President-elect Donald Trump lashed out Wednesday at a union leader who has criticized Trump’s Carrier job deal as a promise “half-way delivered.”
Chuck Jones, president of United Steelworkers Local 1999, has been critical of Trump’s claim to have saved 1,100 jobs at the Indianapolis plant since Tuesday.
But shortly after Jones appeared on CNN’s “Erin Burnett Out Front” program Wednesday night, the president-elect appeared to blame union leaders like him for companies leaving the U.S.
“Chuck Jones, who is President of United Steelworkers 1999, has done a terrible job representing workers. No wonder companies flee country!” Trump wrote.
He followed up with another attack just over an hour later: “If United Steelworkers 1999 was any good, they would have kept those jobs in Indiana.”
Vice President-elect Mike Pence, who is also the governor of Indiana, gave a very different description of the union back in March.
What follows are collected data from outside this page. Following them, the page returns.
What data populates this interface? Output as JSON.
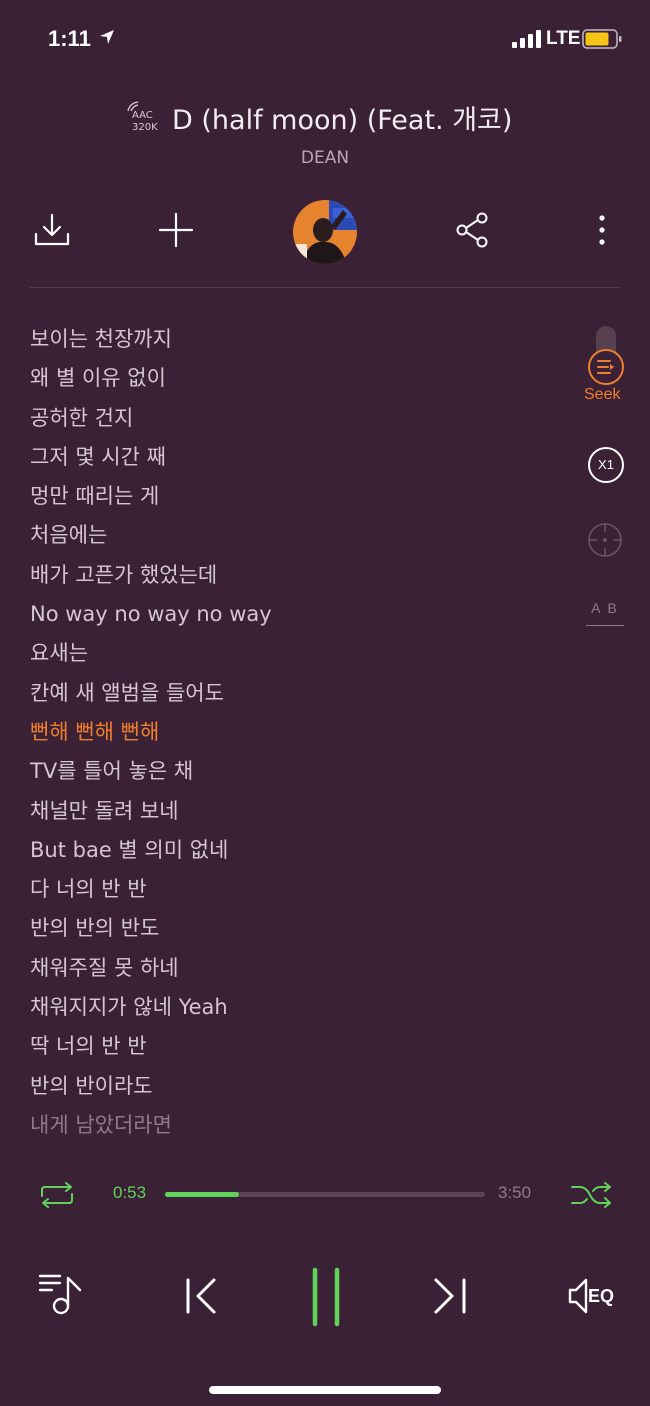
{
  "status": {
    "time": "1:11",
    "network": "LTE"
  },
  "player": {
    "quality_line1": "AAC",
    "quality_line2": "320K",
    "title": "D (half moon) (Feat. 개코)",
    "artist": "DEAN"
  },
  "lyrics": [
    "보이는 천장까지",
    "왜 별 이유 없이",
    "공허한 건지",
    "그저 몇 시간 째",
    "멍만 때리는 게",
    "처음에는",
    "배가 고픈가 했었는데",
    "No way no way no way",
    "요새는",
    "칸예 새 앨범을 들어도",
    "뻔해 뻔해 뻔해",
    "TV를 틀어 놓은 채",
    "채널만 돌려 보네",
    "But bae 별 의미 없네",
    "다 너의 반 반",
    "반의 반의 반도",
    "채워주질 못 하네",
    "채워지지가 않네 Yeah",
    "딱 너의 반 반",
    "반의 반이라도",
    "내게 남았더라면"
  ],
  "active_lyric_index": 10,
  "side": {
    "seek_label": "Seek",
    "speed_label": "X1",
    "ab_label": "A B"
  },
  "progress": {
    "current": "0:53",
    "total": "3:50",
    "fraction": 0.23
  },
  "colors": {
    "background": "#3a2136",
    "accent_orange": "#ee7f2d",
    "accent_green": "#5fd35a"
  },
  "icons": [
    "download-icon",
    "add-icon",
    "share-icon",
    "more-icon",
    "repeat-icon",
    "shuffle-icon",
    "playlist-icon",
    "previous-icon",
    "pause-icon",
    "next-icon",
    "eq-icon"
  ]
}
He tweeted a photo of a meeting he had about Carrier with Jones and Local 1999 members, calling them “hardworking.”
Jones has complained that Trump has fallen short of his campaign promise to keep Carrier from moving 1,400 jobs to Mexico.
“You made a promise to keep all these jobs. You half-way delivered,” Jones told CNNMoney in an interview earlier Wednesday. “We expect you go back and keep all the jobs.”
Jones added that Trump should also help the 350 workers at an Indianapolis plant owned by another company, Rexnord, which is also slated to move to Mexico. Workers there are also members of USW Local 1999.
“Trump said no companies would be allowed to go to Mexico,” Jones said. “There are more than 300 people over there at Rexnord. He needs to deliver for them as well.”
Jones did not get to speak with Trump when the President-elect visited Carrier last week. But he said he was angry when Trump praised Carrier for “keeping 1,100 people” in jobs that won’t move to Mexico. The real number is 800.
To get the higher number, Carrier and Trump are counting 300 administrative and engineering jobs at a different facility in Indianapolis that were never at risk of being shipped to Mexico.
Carrier is still shifting about 600 jobs building fan coils to Mexico sometime next year. Under the deal with Trump, Carrier only agreed to keep the part of the plant that builds furnaces open, saving the 800 jobs in Indianapolis.
Carrier confirmed to CNNMoney on Friday that it never planned to move the 300 administrative and engineering positions.
“He’s lying his a– off,” Jones said about Trump’s claim of saving 1,100 jobs. “That’s not just my feeling. The numbers prove he’s lying his a– off. It’s a damn shame when you come in and make a false statements like that.”
Later Wednesday Jones elaborated in an interview with Erin Burnett.
Jones said many of the workers whose jobs may now be saved are grateful to Trump, but that some workers who are still worried about losing their jobs are angry.
“We have a lot of our members, when word was coming out… they thought they would have a job. Then they found out Friday, that most likely they weren’t,” he said.
Burnett asked if Jones thought Trump should apologize, and he said, “I think he ought to make sure he gets all the facts straight before he starts talking about what he’s done.”
“I’m extremely grateful for what he did. There’s 800 people who have jobs… It’s not all one sided. I just wished it had been handled in more of a professional matter.”
The Trump transition team did not respond to a request for comment about the jobs still moving to Mexico.
Jones said he hopes the company will offer workers the chance to leave voluntarily with the severance package that was previously negotiated — one week of pay for every year of service.
Ideally, more senior workers at the plant would take the package and retire, which would save the jobs of younger workers. The plant has a large number of senior employees.
“For workers who have 40 years in and were getting close to retirement, that 40 weeks pay might look pretty good,” Jones said. But severance talks have yet to start.